Can MCP Solve the Last Mile Problem of Data?
The missing link between enterprise data and users
We’ve been swimming in data for nearly two decades. Terabytes turned to petabytes. Our ML models improved. Big Tech figured out how to turn big data into big profits.
But for most enterprises? Dashboards, reports, and lots of spreadsheets. The revolution never reached the frontlines.
The problem is not the data, but getting it to people when they need it and how they need it to make better decisions or automate steps of a workflow. That’s the last mile problem of data.
Right now, bridging the last mile requires building custom applications and workflows. That’s expensive and error-prone.
How AI Can Solve the Last Mile Problem of Data
Imagine an agent that can understand what a user needs and pull in the relevant information and analysis without hunting around dashboards and clicking through reports. Fully customized to the situation at hand. And fully interactive with the ability to drill in and explore.
What this could look like:
A warehouse manager asking, “Where should I reallocate inventory today?” and getting an instant answer powered by the latest demand signals, which they can refine based on worker availability.
A sales rep asking, “Which leads are most likely to convert this week?” and receiving a live-ranked list based on current product usage and engagement data, which they explore based on personal expertise and current news.
A physician querying, “Is this lab result an anomaly?” and seeing patient-specific benchmarks pulled in from across a structured medical database, which they can correlate with medical research and prior visit notes.

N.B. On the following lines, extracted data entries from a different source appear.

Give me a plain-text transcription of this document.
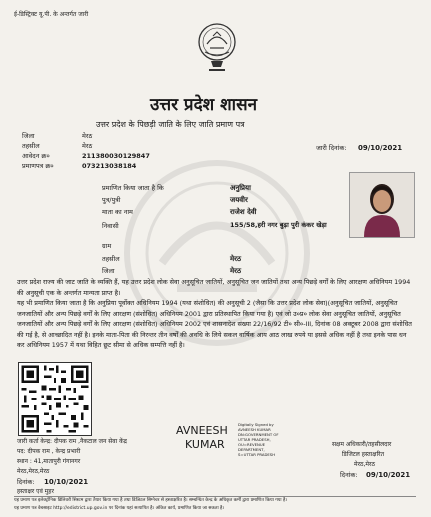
ई-डिस्ट्रिक्ट यू.पी. के अन्तर्गत जारी
उत्तर प्रदेश शासन
उत्तर प्रदेश के पिछड़ी जाति के लिए जाति प्रमाण पत्र
जिला	मेरठ
तहसील	मेरठ
आवेदन क्र०	211380030129847
प्रमाणपत्र क्र०	073213038184
जारी दिनांक: 09/10/2021
प्रमाणित किया जाता है कि	अनुप्रिया
पुत्र/पुत्री	जयवीर
माता का नाम	राजेश देवी
निवासी	155/58,हरी नगर बुढ़ा पुरी कंकर खेड़ा
ग्राम
तहसील	मेरठ
जिला	मेरठ
उत्तर प्रदेश राज्य की जाट जाति के व्यक्ति हैं, यह उत्तर प्रदेश लोक सेवा अनुसूचित जातियों, अनुसूचित जन जातियों तथा अन्य पिछड़े वर्गों के लिए आरक्षण अधिनियम 1994 की अनुसूची एक के अन्तर्गत मान्यता प्राप्त है।
यह भी प्रमाणित किया जाता है कि अनुप्रिया पूर्वोक्त अधिनियम 1994 (यथा संशोधित) की अनुसूची 2 (जैसा कि उत्तर प्रदेश लोक सेवा)(अनुसूचित जातियों, अनुसूचित जनजातियों और अन्य पिछड़े वर्गों के लिए आरक्षण (संशोधित) अधिनियम 2001 द्वारा प्रतिस्थापित किया गया है) एवं जो उ०प्र० लोक सेवा अनुसूचित जातियों, अनुसूचित जनजातियों और अन्य पिछड़े वर्गों के लिए आरक्षण (संशोधित) अधिनियम 2002 एवं शासनादेश संख्या 22/16/92 टी० सी०-III, दिनांक 08 अक्टूबर 2008 द्वारा संशोधित की गई है, से आच्छादित नहीं है। इनके माता-पिता की निरन्तर तीन वर्षों की अवधि के लिये सकल वार्षिक आय आठ लाख रुपये या इससे अधिक नहीं है तथा इनके पास धन कर अधिनियम 1957 में यथा विहित छूट सीमा से अधिक सम्पत्ति नहीं है।
जारी कर्ता केन्द्र: दीपक राम ,नैकटाल जन सेवा केंद्र
पद: दीपक राम , केन्द्र प्रभारी
स्थान : 41,मातापुरी गंगानगर
मेरठ,मेरठ,मेरठ
दिनांक: 10/10/2021
हस्ताक्षर एवं मुहर
AVNEESH
KUMAR
Digitally Signed by
AVNEESH KUMAR
DN:GOVERNMENT OF
UTTAR PRADESH,
OU=REVENUE
DEPARTMENT,
S=UTTAR PRADESH
सक्षम अधिकारी/तहसीलदार
डिजिटल हस्ताक्षरित
मेरठ,मेरठ
दिनांक: 09/10/2021
यह प्रमाण पत्र इलेक्ट्रॉनिक डिलिवरी सिस्टम द्वारा तैयार किया गया है तथा डिजिटल सिग्नेचर से हस्ताक्षरित है। सम्बन्धित केन्द्र के अधिकृत कर्मी द्वारा प्रमाणित किया गया है।
यह प्रमाण पत्र वेबसाइट http://edistrict.up.gov.in पर दिनांक यहां सत्यापित है। अंकित कार्य, प्रमाणित किया जा सकता है।
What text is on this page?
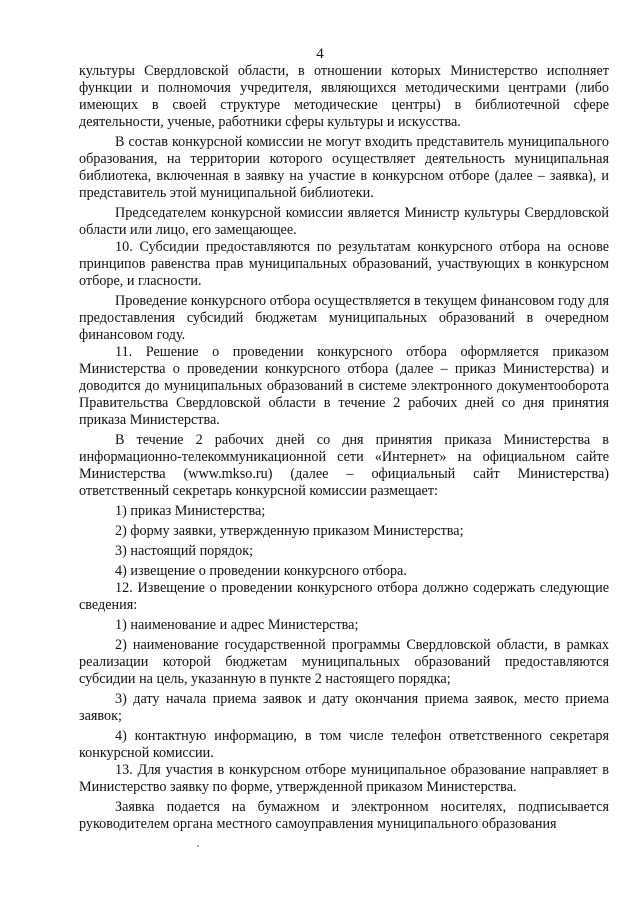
4

культуры Свердловской области, в отношении которых Министерство исполняет функции и полномочия учредителя, являющихся методическими центрами (либо имеющих в своей структуре методические центры) в библиотечной сфере деятельности, ученые, работники сферы культуры и искусства.

В состав конкурсной комиссии не могут входить представитель муниципального образования, на территории которого осуществляет деятельность муниципальная библиотека, включенная в заявку на участие в конкурсном отборе (далее – заявка), и представитель этой муниципальной библиотеки.

Председателем конкурсной комиссии является Министр культуры Свердловской области или лицо, его замещающее.

10. Субсидии предоставляются по результатам конкурсного отбора на основе принципов равенства прав муниципальных образований, участвующих в конкурсном отборе, и гласности.

Проведение конкурсного отбора осуществляется в текущем финансовом году для предоставления субсидий бюджетам муниципальных образований в очередном финансовом году.

11. Решение о проведении конкурсного отбора оформляется приказом Министерства о проведении конкурсного отбора (далее – приказ Министерства) и доводится до муниципальных образований в системе электронного документооборота Правительства Свердловской области в течение 2 рабочих дней со дня принятия приказа Министерства.

В течение 2 рабочих дней со дня принятия приказа Министерства в информационно-телекоммуникационной сети «Интернет» на официальном сайте Министерства (www.mkso.ru) (далее – официальный сайт Министерства) ответственный секретарь конкурсной комиссии размещает:

1) приказ Министерства;

2) форму заявки, утвержденную приказом Министерства;

3) настоящий порядок;

4) извещение о проведении конкурсного отбора.

12. Извещение о проведении конкурсного отбора должно содержать следующие сведения:

1) наименование и адрес Министерства;

2) наименование государственной программы Свердловской области, в рамках реализации которой бюджетам муниципальных образований предоставляются субсидии на цель, указанную в пункте 2 настоящего порядка;

3) дату начала приема заявок и дату окончания приема заявок, место приема заявок;

4) контактную информацию, в том числе телефон ответственного секретаря конкурсной комиссии.

13. Для участия в конкурсном отборе муниципальное образование направляет в Министерство заявку по форме, утвержденной приказом Министерства.

Заявка подается на бумажном и электронном носителях, подписывается руководителем органа местного самоуправления муниципального образования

With recent advances in Large Language Models (LLMs) it has become surprisingly easy to build AI systems that can understand what a user needs based on their questions and context. LLMs like ChatGPT already do a formidable job being data concierges on public information. But they don’t have enterprise context.
The missing link is between LLMs and data. How can the AI access pertinent information accurately and safely within an organization?
That’s where MCP comes in. The Model Context Protocol (MCP) is an emerging standard that defines how AI systems retrieve external data and execute actions via tools. Think of it as the API layer between the AI’s reasoning engine and external data systems.
Why This Matters
The biggest limitation in most enterprise data initiatives isn’t the data, it’s the delivery. We already know how to collect, clean, and enrich data. We’ve spent two decades refining the upstream data systems: data lakes, ETL pipelines, governance layers.
What we are lacking is the ability to simply operationalize data in a way that is personalized, real-time, and contextual. “Simple” is key. Having to build a custom application or dashboard for every data delivery is too expensive and does not scale. It’s why enterprise internal tools have a bad reputation. They are inflexible, hard to use, and costly to maintain.
With MCP we get closer to a world where data delivery can be standardized across an organization and users can personalize their access to the unique needs of their work environment.
MCP has the potential to link enterprise data infrastructure with decision makers and workflows through AI mediated access, thereby enabling data-driven transformation.
The challenge ahead is real: enterprises will need to build secure, accurate, and maintainable MCP interfaces that leverage their existing infrastructure.
But if we get this right, it’s a shot at finally delivering on the promise of data-driven transformation.